When to Use Group Replication#
- MySQL deployments needing automated failover without external tools.
- Single-primary mode for straightforward HA with sub-30-second failover.
- Multi-primary mode only when multi-region write locality is required and the application handles conflicts.
Synchronous vs Asynchronous Replication#
This is the most consequential decision in HA design.
Asynchronous: The primary commits immediately and streams changes in the background. RPO is greater than zero (replication lag determines data at risk). No write latency penalty. If the primary crashes, uncommitted-to-replica transactions are lost. Best for most applications.
Synchronous: The primary waits for at least one replica to confirm before acknowledging the commit. RPO is zero. Adds network round-trip latency (1-5ms same-datacenter, 30-100ms cross-region). If all synchronous replicas are unreachable, writes stall. Best for financial systems and workloads where data loss is unacceptable.
Semi-Synchronous (MySQL)#
MySQL offers a middle ground where the primary waits for the replica to receive the event (stored in relay log) but not necessarily apply it. This reduces the risk window compared to fully asynchronous while adding less latency than fully synchronous.
-- On primary
INSTALL PLUGIN rpl_semi_sync_master SONAME 'semisync_master.so';
SET GLOBAL rpl_semi_sync_master_enabled = 1;
SET GLOBAL rpl_semi_sync_master_timeout = 5000; -- ms, then falls back to async
-- On replica
INSTALL PLUGIN rpl_semi_sync_slave SONAME 'semisync_slave.so';
SET GLOBAL rpl_semi_sync_slave_enabled = 1;If the replica does not acknowledge within the timeout, MySQL falls back to asynchronous replication. This prevents write stalls but opens a data loss window.
Decision Matrix#
| Requirement | Pattern | RPO | RTO | Complexity |
|---|---|---|---|---|
| Standard web app, single region | Primary-replica, async | Seconds | Minutes (manual) or seconds (automated) | Low |
| Zero data loss required | Primary-replica, sync (Patroni sync_mode or MySQL semi-sync) | Zero | Seconds (automated) | Medium |
| Multi-region write locality | Multi-master (CockroachDB, Galera, GR multi-primary) | Zero (consensus) | Near-zero | High |
| PostgreSQL with automated failover | Patroni + etcd + HAProxy | Configurable | Under 30 seconds | Medium |
| MySQL with automated failover, no external deps | Group Replication single-primary + MySQL Router | Near-zero (semi-sync) | Under 30 seconds | Medium |
| Maximum simplicity, manual failover acceptable | Primary-replica, async, manual promotion | Minutes | Minutes | Low |
Choosing Based on RPO/RTO#
Start with RPO. If the business requires RPO = 0, synchronous replication is mandatory. If RPO of a few seconds is acceptable, asynchronous replication simplifies operations significantly.

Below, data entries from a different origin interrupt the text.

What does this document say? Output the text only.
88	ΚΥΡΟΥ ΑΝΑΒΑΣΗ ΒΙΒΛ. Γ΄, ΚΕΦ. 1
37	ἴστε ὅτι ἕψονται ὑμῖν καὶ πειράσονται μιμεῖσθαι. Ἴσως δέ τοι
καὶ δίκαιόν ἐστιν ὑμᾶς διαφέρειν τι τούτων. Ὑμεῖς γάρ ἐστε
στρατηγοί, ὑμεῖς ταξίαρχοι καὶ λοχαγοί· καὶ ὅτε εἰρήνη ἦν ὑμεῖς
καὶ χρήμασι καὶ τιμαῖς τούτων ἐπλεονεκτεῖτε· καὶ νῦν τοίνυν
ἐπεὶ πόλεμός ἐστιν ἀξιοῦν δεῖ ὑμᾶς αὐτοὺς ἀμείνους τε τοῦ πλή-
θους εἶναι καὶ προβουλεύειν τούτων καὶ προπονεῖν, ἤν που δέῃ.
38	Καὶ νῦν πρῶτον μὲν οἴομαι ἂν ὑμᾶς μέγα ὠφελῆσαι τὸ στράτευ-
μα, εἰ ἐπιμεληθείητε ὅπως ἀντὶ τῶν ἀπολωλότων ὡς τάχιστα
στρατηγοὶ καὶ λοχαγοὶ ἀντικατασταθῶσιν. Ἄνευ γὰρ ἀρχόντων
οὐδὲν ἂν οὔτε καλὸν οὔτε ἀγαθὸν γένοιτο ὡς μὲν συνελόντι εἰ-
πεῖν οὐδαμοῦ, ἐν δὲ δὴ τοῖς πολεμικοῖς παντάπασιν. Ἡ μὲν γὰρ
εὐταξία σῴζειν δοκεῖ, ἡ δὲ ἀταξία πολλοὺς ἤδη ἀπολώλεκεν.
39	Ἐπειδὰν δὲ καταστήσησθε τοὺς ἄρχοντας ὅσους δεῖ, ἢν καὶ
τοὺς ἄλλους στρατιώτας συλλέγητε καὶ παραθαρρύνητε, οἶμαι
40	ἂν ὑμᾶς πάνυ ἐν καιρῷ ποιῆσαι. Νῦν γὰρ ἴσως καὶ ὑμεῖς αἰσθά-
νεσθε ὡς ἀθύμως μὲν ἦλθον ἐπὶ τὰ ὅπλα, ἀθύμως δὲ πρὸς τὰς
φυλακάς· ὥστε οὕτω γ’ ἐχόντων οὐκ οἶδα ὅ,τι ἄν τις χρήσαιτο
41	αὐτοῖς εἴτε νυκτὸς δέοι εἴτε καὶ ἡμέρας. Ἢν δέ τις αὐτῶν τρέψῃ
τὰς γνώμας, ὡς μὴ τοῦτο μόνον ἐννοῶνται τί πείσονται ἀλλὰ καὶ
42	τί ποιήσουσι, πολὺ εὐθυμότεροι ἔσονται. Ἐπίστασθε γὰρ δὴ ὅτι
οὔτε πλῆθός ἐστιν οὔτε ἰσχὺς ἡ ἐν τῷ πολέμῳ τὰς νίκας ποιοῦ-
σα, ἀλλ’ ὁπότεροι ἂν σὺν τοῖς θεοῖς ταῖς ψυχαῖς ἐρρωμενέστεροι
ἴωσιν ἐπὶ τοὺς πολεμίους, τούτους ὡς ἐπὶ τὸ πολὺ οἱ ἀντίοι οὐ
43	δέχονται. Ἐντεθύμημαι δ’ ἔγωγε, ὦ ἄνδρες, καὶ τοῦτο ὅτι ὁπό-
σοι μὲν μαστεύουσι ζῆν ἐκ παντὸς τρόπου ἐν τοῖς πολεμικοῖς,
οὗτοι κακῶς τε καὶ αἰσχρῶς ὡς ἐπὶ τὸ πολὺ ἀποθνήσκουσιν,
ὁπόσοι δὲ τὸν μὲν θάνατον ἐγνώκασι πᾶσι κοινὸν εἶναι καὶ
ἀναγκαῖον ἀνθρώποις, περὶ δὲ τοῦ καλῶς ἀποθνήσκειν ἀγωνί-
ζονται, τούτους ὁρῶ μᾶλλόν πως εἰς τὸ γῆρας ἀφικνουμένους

Then choose RTO. If the business requires RTO under 60 seconds, you need automated failover – Patroni, Group Replication, or a distributed database like CockroachDB. If RTO of a few minutes is acceptable, manual failover with runbooks is simpler.
Then consider write patterns. If writes come from multiple regions, multi-master avoids routing all writes through a single region. If writes come from one region, primary-replica is simpler and faster.
The most common mistake is over-engineering. Patroni (PostgreSQL) or Group Replication single-primary (MySQL) covers the vast majority of production workloads. Multi-master is only justified when write locality across regions is a hard requirement.